Что пленило лично меня в этих людях? Искренняя, как мне казалось, совершенно детская вера в Бога и такие же искренние отношения между собой: ни кокетства, ни лукавства, ни зависти, ни злобы, ни высокоумия — только любовь и согласие, любовь и уступчивость во всем. И, конечно же, строгость, аскетизм, о котором я читала в житиях святых. Глядя на них, я была убеждена, что по милости Божией наконец-то встретила настоящих христиан — людей не от мира сего, посвятивших себя без остатка служению Богу и друг другу. Когда они садились за трапезу, то даже ели так, как было открыто кому-то в видении: каждый кормил того, кто сидел рядом. Это была одна семья: крепкая, дружная, смелая перед теми вызовами, которые бросала жизнь. Да, детишки их не ходили в школу, не были в интернатах. «Ну и что? — думалось мне. — Чему они там научатся? Курить, пробовать наркотики, материться, драться, воровать, развратничать? Лучше уж тут, в чистоте, молитве, покое. Все равно последние времена настали. Кому сегодня нужны знания детей, их таланты, способности? Никому!»
***
— Я и не заметила, как быстро и легко, без всякого принуждения сблизилась с этими людьми, и уже не представляла себе жизни без общения с ними. Они тоже чувствовали мое расположение к ним, и когда старшая сестра предложила мне поселиться у них, я без долгих сомнений согласилась. Дома меня не держало ничто: муж к тому времени ушел к другой женщине, своих детей у нас не было, мама жила с моей сестрой далеко отсюда. Я продала свою квартиру и перевела всю сумму — довольно крупную в иностранной валюте — на банковский счет, который мне указали. Таково было одно из обязательных условий жизни в общине: каждый обязан, по слову Христа, продать свой дом, свое имущество и все раздать нищим. Нам постоянно напоминали евангельские слова: «Нет никого, кто оставил бы дом, или братьев, или сестер, или отца, или мать, или жену, или детей, или земли, ради Меня и Евангелия, и не получил бы ныне, во время сие, среди гонений, во сто крат более домов, и братьев и сестер». Тот банк, куда поступали суммы, обеспечивал малоимущих и нуждающихся в помощи людей — так нам говорили. Я не могла не верить, потому что находилась в таком радостном, возвышенном эмоциональном состоянии, на таком подъеме, что меня совершенно не интересовали ни деньги, ни другие чисто материальные заботы. Мне хотелось кричать на весь белый свет о своем счастье, делиться с каждым человеком тем, чем была переполнена моя душа. И в такой эйфории я, по согласию со старшими братьями и сестрами, вышла на своих друзей, которые обслуживали информационные сайты, а уж те свели меня с газетчиками, которым я обо всем рассказала и даже пригласила их в гости, чтобы они все смогли увидеть сами.

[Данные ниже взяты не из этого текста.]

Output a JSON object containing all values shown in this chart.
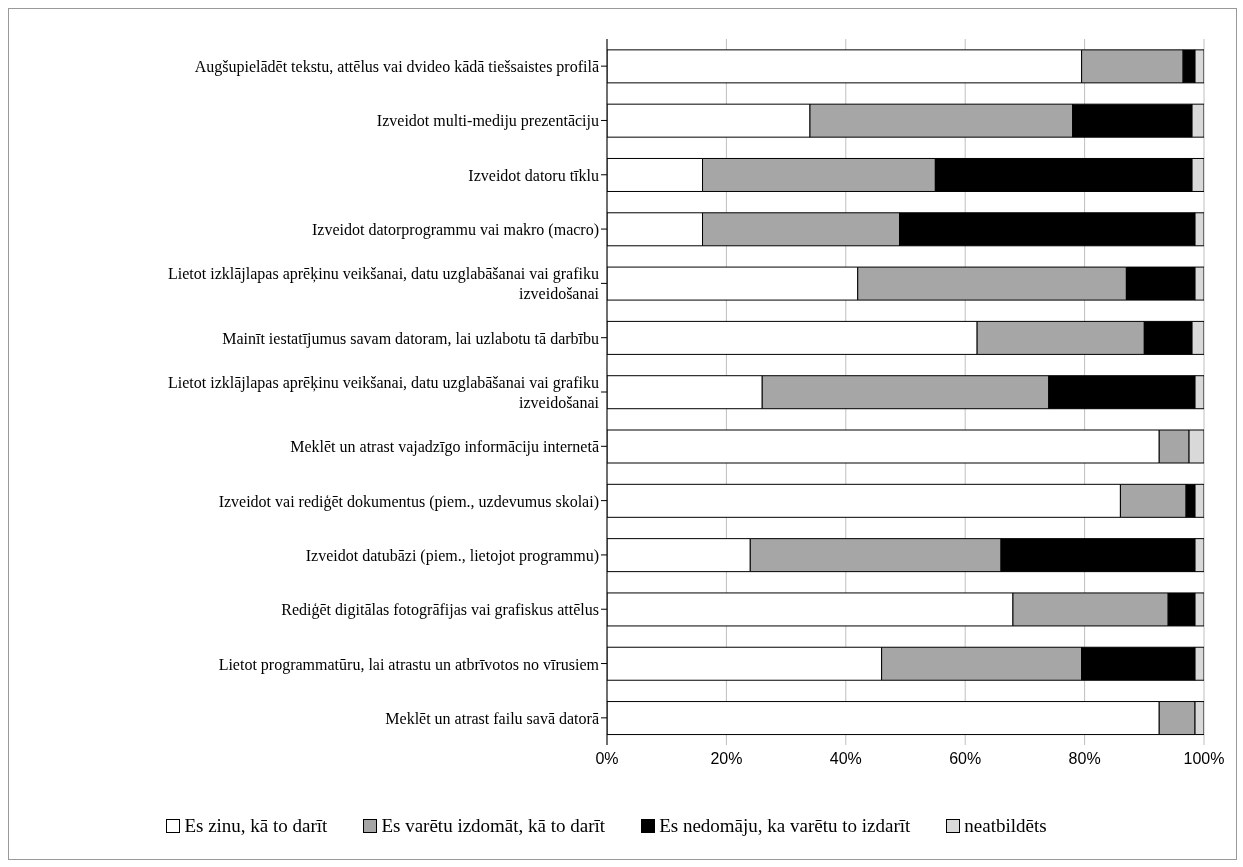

Ольга кивнула на раскрытую газету.
— Может, этого не нужно было делать. Не знаю. Мне никто не препятствовал. Без разрешения и ведома старших у нас ничего не делалось. Контролировались даже мысли, желания, малейшие движения души: мы обязаны были каждый вечер, перед тем, как отойти ко сну, открывать себя старшей сестре, матушке. Нас приучали рассказывать абсолютно обо всем: что мы думаем о себе, о других, о наших наставниках, даже тайные желания, мысли, в том числе плотские… Каждому, кто приходил в общину, поначалу делалось некоторое послабление от общих правил и устава, по которому жила семья. Нам давали, по слову пророка Давида, вкусить Бога, почувствовать, «яко благ Господь». Но мы сами рвались к тем подвигам, которые совершали на наших глазах более опытные братья и сестры: они могли не спать по нескольку ночей, бодрствовать и беспрерывно молиться, изнурять свою плоть нещадным постом, морить себя голодом, ходить изможденными от земных поклонов, стояния на холодной земле и камнях… Перед нами были живые подвижники, отшельники. Нам хотелось побыстрее окунуться в их жизнь. И нас «окунули»…
Ольга тяжело вздохнула, собираясь с мыслями, чтобы продолжить свой рассказ.